Quand la Commission européenne a redistribué les cartes des zones défavorisées en 2018, il y a eu des gagnants, mais à coup sûr beaucoup de perdants dans l’Hexagone. Face aux nouvelles règles du jeu, le ministère de l’Agriculture a eu peu de marge de manœuvre et, du jour au lendemain, plus de 5 000 éleveurs français ont été exclus de ces zones défavorisées, perdant l’intégralité de leurs ICHN, indemnités compensatrices d’un handicap naturel (voir le dossier de La France agricole du 12 octobre 2018). En 2019, ces agriculteurs exclus du zonage ont perçu 80 % du montant initial de leurs ICHN, 40 % cette année, et plus rien l’an prochain. Dans les Deux-Sèvres, par exemple, une centaine d’agriculteurs (seulement) continueront à percevoir des ICHN alors qu’ils étaient 1 100 en 2018. Deux ans pour trouver une alternative à ce changement des règles du jeu qui les prive de milliers, voire de dizaines de milliers d’euros, c’est peu.

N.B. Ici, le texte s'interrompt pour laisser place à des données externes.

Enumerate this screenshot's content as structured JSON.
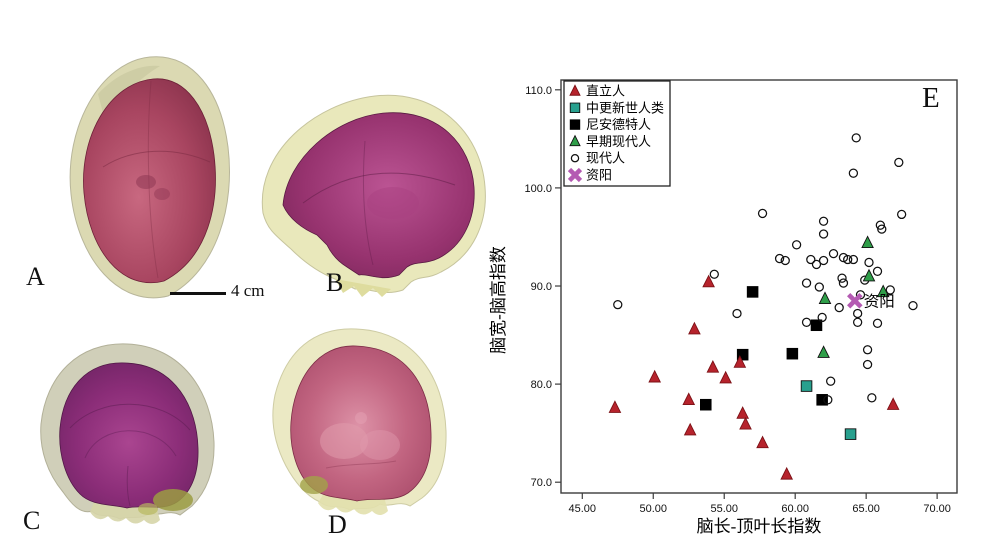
{
  "figure": {
    "scale_bar_label": "4 cm",
    "panels": [
      {
        "label": "A"
      },
      {
        "label": "B"
      },
      {
        "label": "C"
      },
      {
        "label": "D"
      }
    ]
  },
  "chart": {
    "panel_label": "E"
  },
  "chart_data": {
    "type": "scatter",
    "title": "",
    "xlabel": "脑长-顶叶长指数",
    "ylabel": "脑宽-脑高指数",
    "xlim": [
      43.5,
      71.4
    ],
    "ylim": [
      68.9,
      111.0
    ],
    "x_tick_values": [
      45,
      50,
      55,
      60,
      65,
      70
    ],
    "x_tick_labels": [
      "45.00",
      "50.00",
      "55.00",
      "60.00",
      "65.00",
      "70.00"
    ],
    "y_tick_values": [
      110,
      100,
      90,
      80,
      70
    ],
    "y_tick_labels": [
      "110.0",
      "100.0",
      "90.0",
      "80.0",
      "70.0"
    ],
    "grid": false,
    "legend_position": "top-left",
    "annotation": {
      "text": "资阳",
      "x": 64.2,
      "y": 88.5
    },
    "series": [
      {
        "name": "直立人",
        "marker": "triangle",
        "color": "#b6232c",
        "edge": "#7c1116",
        "z": 2,
        "points": [
          [
            53.9,
            90.4
          ],
          [
            52.9,
            85.6
          ],
          [
            50.1,
            80.7
          ],
          [
            47.3,
            77.6
          ],
          [
            54.2,
            81.7
          ],
          [
            55.1,
            80.6
          ],
          [
            56.1,
            82.2
          ],
          [
            52.5,
            78.4
          ],
          [
            56.3,
            77.0
          ],
          [
            56.5,
            75.9
          ],
          [
            52.6,
            75.3
          ],
          [
            57.7,
            74.0
          ],
          [
            59.4,
            70.8
          ],
          [
            66.9,
            77.9
          ]
        ]
      },
      {
        "name": "中更新世人类",
        "marker": "square",
        "color": "#28a08e",
        "edge": "#111111",
        "z": 1,
        "points": [
          [
            60.8,
            79.8
          ],
          [
            63.9,
            74.9
          ]
        ]
      },
      {
        "name": "尼安德特人",
        "marker": "square",
        "color": "#000000",
        "edge": "#000000",
        "z": 0,
        "points": [
          [
            57.0,
            89.4
          ],
          [
            56.3,
            83.0
          ],
          [
            53.7,
            77.9
          ],
          [
            61.5,
            86.0
          ],
          [
            59.8,
            83.1
          ],
          [
            61.9,
            78.4
          ]
        ]
      },
      {
        "name": "早期现代人",
        "marker": "triangle",
        "color": "#2f9e49",
        "edge": "#111111",
        "z": 4,
        "points": [
          [
            65.1,
            94.4
          ],
          [
            65.2,
            91.0
          ],
          [
            66.2,
            89.4
          ],
          [
            62.1,
            88.7
          ],
          [
            62.0,
            83.2
          ]
        ]
      },
      {
        "name": "现代人",
        "marker": "circle",
        "color": "#ffffff",
        "edge": "#111111",
        "z": 3,
        "points": [
          [
            64.3,
            105.1
          ],
          [
            67.3,
            102.6
          ],
          [
            64.1,
            101.5
          ],
          [
            67.5,
            97.3
          ],
          [
            57.7,
            97.4
          ],
          [
            62.0,
            96.6
          ],
          [
            62.0,
            95.3
          ],
          [
            66.0,
            96.2
          ],
          [
            66.1,
            95.8
          ],
          [
            60.1,
            94.2
          ],
          [
            58.9,
            92.8
          ],
          [
            59.3,
            92.6
          ],
          [
            61.1,
            92.7
          ],
          [
            61.5,
            92.2
          ],
          [
            62.0,
            92.6
          ],
          [
            62.7,
            93.3
          ],
          [
            63.4,
            92.9
          ],
          [
            63.7,
            92.7
          ],
          [
            64.1,
            92.7
          ],
          [
            65.2,
            92.4
          ],
          [
            65.8,
            91.5
          ],
          [
            64.9,
            90.6
          ],
          [
            63.3,
            90.8
          ],
          [
            63.4,
            90.3
          ],
          [
            60.8,
            90.3
          ],
          [
            61.7,
            89.9
          ],
          [
            66.7,
            89.6
          ],
          [
            64.6,
            89.1
          ],
          [
            68.3,
            88.0
          ],
          [
            63.1,
            87.8
          ],
          [
            64.4,
            87.2
          ],
          [
            61.9,
            86.8
          ],
          [
            60.8,
            86.3
          ],
          [
            64.4,
            86.3
          ],
          [
            65.8,
            86.2
          ],
          [
            55.9,
            87.2
          ],
          [
            47.5,
            88.1
          ],
          [
            54.3,
            91.2
          ],
          [
            65.1,
            83.5
          ],
          [
            65.1,
            82.0
          ],
          [
            62.5,
            80.3
          ],
          [
            62.3,
            78.4
          ],
          [
            65.4,
            78.6
          ]
        ]
      },
      {
        "name": "资阳",
        "marker": "x",
        "color": "#b45ab2",
        "edge": "#b45ab2",
        "z": 5,
        "points": [
          [
            64.2,
            88.5
          ]
        ]
      }
    ]
  }
}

D’autant que deux ans après cette décision, le handicap qui justifiait le versement des ICHN n’a pas disparu. Pour ne pas aller au tapis, les agriculteurs ont cherché comment s’adapter à cette nouvelle donne. Avec les collectivités territoriales, l’Administration locale et leurs organisations professionnelles, ils ont participé à des groupes de travail, mais cela a demandé du temps. Et il en faudra encore pour mettre les solutions qui émergent en œuvre. Comme, par exemple, pour aller chercher davantage de valeur ajoutée, et donc du revenu, en attaquant le marché de la restauration collective. Espérons que l’engouement récent des Français pour les produits locaux né avec la crise du Covid-19 sera un atout pour y parvenir.

Autre exemple de solution pour aller conquérir du revenu supplémentaire, les énergies renouvelables. Mais là encore, investir dans le photovoltaïque ou la méthanisation ne se fait pas du jour au lendemain. Il faut convaincre les banques de suivre. Sans compter que ces projets peuvent se heurter à des complications réglementaires ou avec le voisinage, qui ne voit pas toujours ces projets d’un bon œil.

Le travail collectif portera sans aucun doute ses fruits. Chacun y a mis de la bonne volonté, même si, en 2018, le ministère a mis un peu de temps à réaliser l’étendue possible des dégâts du nouveau zonage sur l’élevage français. À court terme, c’est sur leur sens de la débrouille que les éleveurs doivent miser. Les uns ont choisi une MAEC (lire page 12), d’autres ont investi dans un nouvel atelier, la vente directe ou ont retourné leurs prairies pour produire des céréales bio. C’est, une fois de plus, le bon sens paysan qui leur permettra de remporter la partie.